Cloud Firewall
The Cloud Firewall is a distributed firewall for managing network access to, from and between Brightbox Cloud Servers.
It’s controlled using the API, commonly using Brightbox manager or the CLI.
See this screencast for an introduction to using Brightbox Manager to configure firewall policies. Or see the Cloud Firewall guide for a step by step walkthrough of setting up the Cloud Firewall using the CLI.
Server Group
A Server Group is a logical grouping of Cloud Servers. Servers can be a member of one or more Server Groups, and can be added to or removed from them at any time.
Server Groups are a useful system in their own right, and will be the building blocks of other Brightbox features. See the Server Groups guide for more details.
Firewall Policy
A Firewall Policy represents a list of Firewall Rules and is associated with a Server Group. Rules are reapplied whenever the policy or group membership changes.
When first created, a Firewall Policy has no rules and has no associated Server Group.
A Firewall Policy can only consist of Firewall Rules that accept traffic, which means a Cloud Server can easily be controlled by multiple Firewall Policies without worrying about the ordering of the rules. A Cloud Server can have multiple Firewall Policies by being in multiple Server Groups. Any traffic that is not matched by an accept rule in any of the applied policies is rejected.
Firewall Rules
A Firewall Rule is a set of criteria for matching IP packets crossing the firewall. Packets can be matched based on source or destination address, protocol and source and destination ports. For protocol icmp, the icmp type can also be matched.
Direction
There is no explicit concept of incoming or outgoing rules - the direction of the rule is implied by the address criteria. So when matching on destination address, the source is considered to be the Server Group (so is an outgoing rule). When matching on source address, the destination is considered to be the Server Group (so is an incoming rule).
Address criteria
Source or destination addresses can be a few different types:
| Address criteria | Description |
|---|---|
any |
Any IPv4 or IPv6 address |
0.0.0.0/0 |
Any IPv4 address |
::0/0 |
Any IPv6 address |
srv-xxxxx |
A specific CloudServer. |
lba-xxxxx |
A specific Load Balancer |
grp-xxxxx |
All the Cloud Servers in a specific Server Group. The rule is automatically updated whenever the group membership changes |
192.0.43.10 |
A specific IPv4 address |
64.12.89.0/24 |
An IPv4 address with a network mask |
2a00:1450:400c:c02::93 |
A specific IPv6 address |
2a00:1450::/32 |
An IPv6 address with a network mask |
Both source and destination addresses cannot be specified in the same rule - one “side” of the rule is always the Server Group that the Firewall Policy is applied to.
Note that servers within a Server Group cannot reach each other unless there are both rules allowing traffic destined to and originating from it.
Protocol Criteria
Protocol can be specified as an 8bit integer so you can match any IP
protocol, but for convenience the strings tcp, udp or icmp are
also accepted.. Not specifying a protocol matches all IP protocols.
Port Criteria
Ports can only be used with protocols tcp and udp. Source and
destination ports can be specified in a few different ways:
| Port criteria | Description |
|---|---|
22 |
A single port |
80,443 |
A comma separated list of up to 15 ports |
6667-7000 |
A range of ports |
Not specifying a port matches all ports.
Stateful
The Cloud Firewall is stateful, so you only need to write a rule in one direction - you do not need to worry about the reply packets coming back the other way.

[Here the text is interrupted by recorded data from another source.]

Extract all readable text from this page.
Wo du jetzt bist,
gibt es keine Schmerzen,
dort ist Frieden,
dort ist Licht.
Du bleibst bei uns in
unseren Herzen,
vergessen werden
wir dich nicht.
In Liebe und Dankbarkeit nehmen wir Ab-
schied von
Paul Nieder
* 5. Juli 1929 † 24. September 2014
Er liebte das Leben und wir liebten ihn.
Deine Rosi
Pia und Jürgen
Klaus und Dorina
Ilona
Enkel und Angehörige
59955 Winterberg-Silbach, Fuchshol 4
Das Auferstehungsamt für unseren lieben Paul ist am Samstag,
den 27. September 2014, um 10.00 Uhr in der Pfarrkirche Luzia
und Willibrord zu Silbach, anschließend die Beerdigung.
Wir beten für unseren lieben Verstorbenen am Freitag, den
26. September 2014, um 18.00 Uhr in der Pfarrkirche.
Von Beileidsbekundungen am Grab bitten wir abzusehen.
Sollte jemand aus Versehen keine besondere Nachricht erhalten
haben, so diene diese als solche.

Also, removing rules will only affect new connections. Existing established connections will not be disconnected mid-stream.
For tcp, an established connection is any connection that has passed
the three way handshake and hasn’t yet sent the final FIN packets.

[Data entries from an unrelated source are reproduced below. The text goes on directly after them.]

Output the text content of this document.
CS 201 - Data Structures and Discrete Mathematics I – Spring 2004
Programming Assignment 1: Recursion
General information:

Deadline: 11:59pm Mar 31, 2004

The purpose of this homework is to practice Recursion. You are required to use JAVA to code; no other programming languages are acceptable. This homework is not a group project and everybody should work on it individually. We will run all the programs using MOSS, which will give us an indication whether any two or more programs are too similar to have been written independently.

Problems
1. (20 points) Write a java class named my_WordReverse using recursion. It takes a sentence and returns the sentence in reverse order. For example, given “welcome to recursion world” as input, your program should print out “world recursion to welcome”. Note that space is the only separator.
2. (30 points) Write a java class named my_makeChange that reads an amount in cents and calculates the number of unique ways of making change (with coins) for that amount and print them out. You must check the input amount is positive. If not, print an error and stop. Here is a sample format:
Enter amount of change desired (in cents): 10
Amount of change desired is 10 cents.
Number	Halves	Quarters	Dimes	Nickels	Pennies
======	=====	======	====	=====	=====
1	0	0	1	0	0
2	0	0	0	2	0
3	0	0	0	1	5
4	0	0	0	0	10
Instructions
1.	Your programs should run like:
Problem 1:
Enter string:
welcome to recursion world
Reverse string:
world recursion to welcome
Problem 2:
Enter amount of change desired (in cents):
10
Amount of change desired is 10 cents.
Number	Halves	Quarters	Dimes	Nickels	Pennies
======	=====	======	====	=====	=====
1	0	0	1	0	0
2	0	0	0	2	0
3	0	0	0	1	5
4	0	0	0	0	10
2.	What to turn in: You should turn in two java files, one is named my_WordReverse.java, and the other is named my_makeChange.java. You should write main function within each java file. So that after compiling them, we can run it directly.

udp isn’t a real stateful protocol, so we consider a udp
“connection” open for 30 seconds after each packet.
icmp isn’t stateful either, we consider an icmp “connection” open
for 30 seconds after receiving an icmp echo request.
Default Firewall Policy
Every account has one default Server Group that all newly created servers become a member of (unless you explicitly put them in a different group). That group has a Firewall Policy applied with some default rules.

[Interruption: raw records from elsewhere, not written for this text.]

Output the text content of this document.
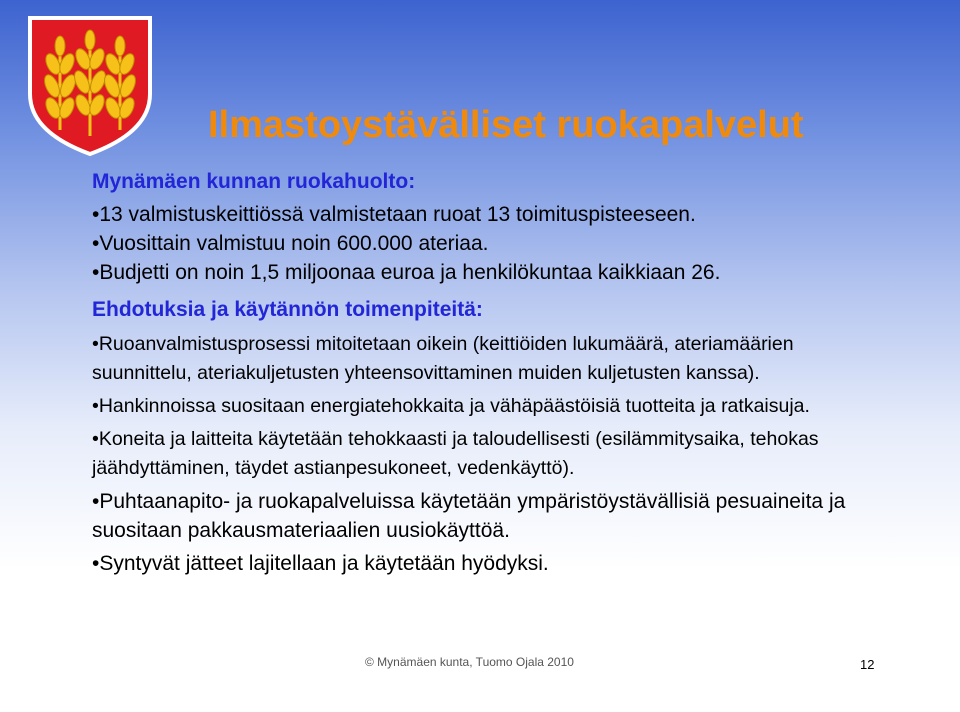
Ilmastoystävälliset ruokapalvelut

Mynämäen kunnan ruokahuolto:

•13 valmistuskeittiössä valmistetaan ruoat 13 toimituspisteeseen.

•Vuosittain valmistuu noin 600.000 ateriaa.

•Budjetti on noin 1,5 miljoonaa euroa ja henkilökuntaa kaikkiaan 26.

Ehdotuksia ja käytännön toimenpiteitä:

•Ruoanvalmistusprosessi mitoitetaan oikein (keittiöiden lukumäärä, ateriamäärien suunnittelu, ateriakuljetusten yhteensovittaminen muiden kuljetusten kanssa).

•Hankinnoissa suositaan energiatehokkaita ja vähäpäästöisiä tuotteita ja ratkaisuja.

•Koneita ja laitteita käytetään tehokkaasti ja taloudellisesti (esilämmitysaika, tehokas jäähdyttäminen, täydet astianpesukoneet, vedenkäyttö).

•Puhtaanapito- ja ruokapalveluissa käytetään ympäristöystävällisiä pesuaineita ja suositaan pakkausmateriaalien uusiokäyttöä.

•Syntyvät jätteet lajitellaan ja käytetään hyödyksi.

© Mynämäen kunta, Tuomo Ojala 2010	12
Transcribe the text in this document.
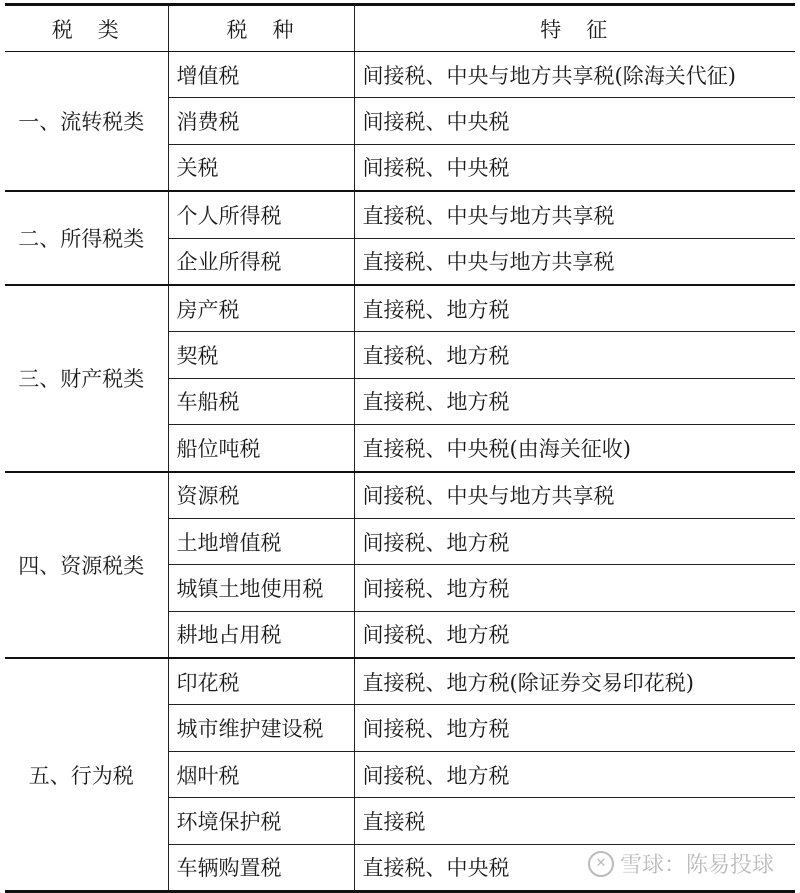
税　类	税　种	特　征
一、流转税类	增值税	间接税、中央与地方共享税(除海关代征)
	消费税	间接税、中央税
	关税	间接税、中央税
二、所得税类	个人所得税	直接税、中央与地方共享税
	企业所得税	直接税、中央与地方共享税
三、财产税类	房产税	直接税、地方税
	契税	直接税、地方税
	车船税	直接税、地方税
	船位吨税	直接税、中央税(由海关征收)
四、资源税类	资源税	间接税、中央与地方共享税
	土地增值税	间接税、地方税
	城镇土地使用税	间接税、地方税
	耕地占用税	间接税、地方税
五、行为税	印花税	直接税、地方税(除证券交易印花税)
	城市维护建设税	间接税、地方税
	烟叶税	间接税、地方税
	环境保护税	直接税
	车辆购置税	直接税、中央税	✕ 雪球：陈易投球
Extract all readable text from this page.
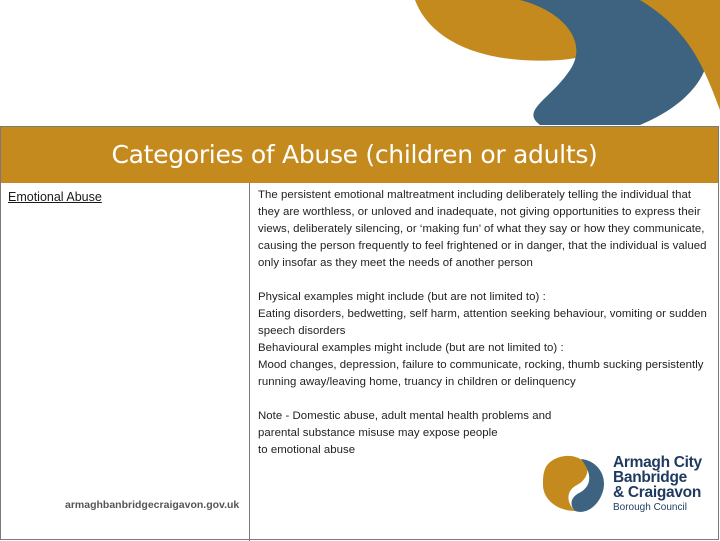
Categories of Abuse (children or adults)
Emotional Abuse	The persistent emotional maltreatment including deliberately telling the individual that they are worthless, or unloved and inadequate, not giving opportunities to express their views, deliberately silencing, or ‘making fun’ of what they say or how they communicate, causing the person frequently to feel frightened or in danger, that the individual is valued only insofar as they meet the needs of another person

Physical examples might include (but are not limited to) :

Eating disorders, bedwetting, self harm, attention seeking behaviour, vomiting or sudden speech disorders

Behavioural examples might include (but are not limited to) :

Mood changes, depression, failure to communicate, rocking, thumb sucking persistently running away/leaving home, truancy in children or delinquency

Note - Domestic abuse, adult mental health problems and

parental substance misuse may expose people

to emotional abuse

armaghbanbridgecraigavon.gov.uk
Armagh City
Banbridge
& Craigavon
Borough Council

For customers who signed up before 2nd November 2011, the default policy is to accept all traffic in both directions (just as it did before the Cloud Firewall was implemented).
For customers who signed up after 2nd November, the default policy is as follows:
| Protocol | Source | Source Port | Destination | Destination Port | Icmp type |
|---|---|---|---|---|---|
| - | - | - | any | - | - |
| icmp | any | - | - | - | echo-request |
| tcp | any | - | - | 22,80,443 | - |
| - | grp-xxxxx (default group) | - | - | - | - |
Which means allow all outgoing traffic, allow incoming icmp pings, allow incoming tcp ports ssh, http and https, and allow incoming connections from all other servers in the default group.
So incoming access is restricted to some commonly used ports, but all servers in the group can reach each other openly.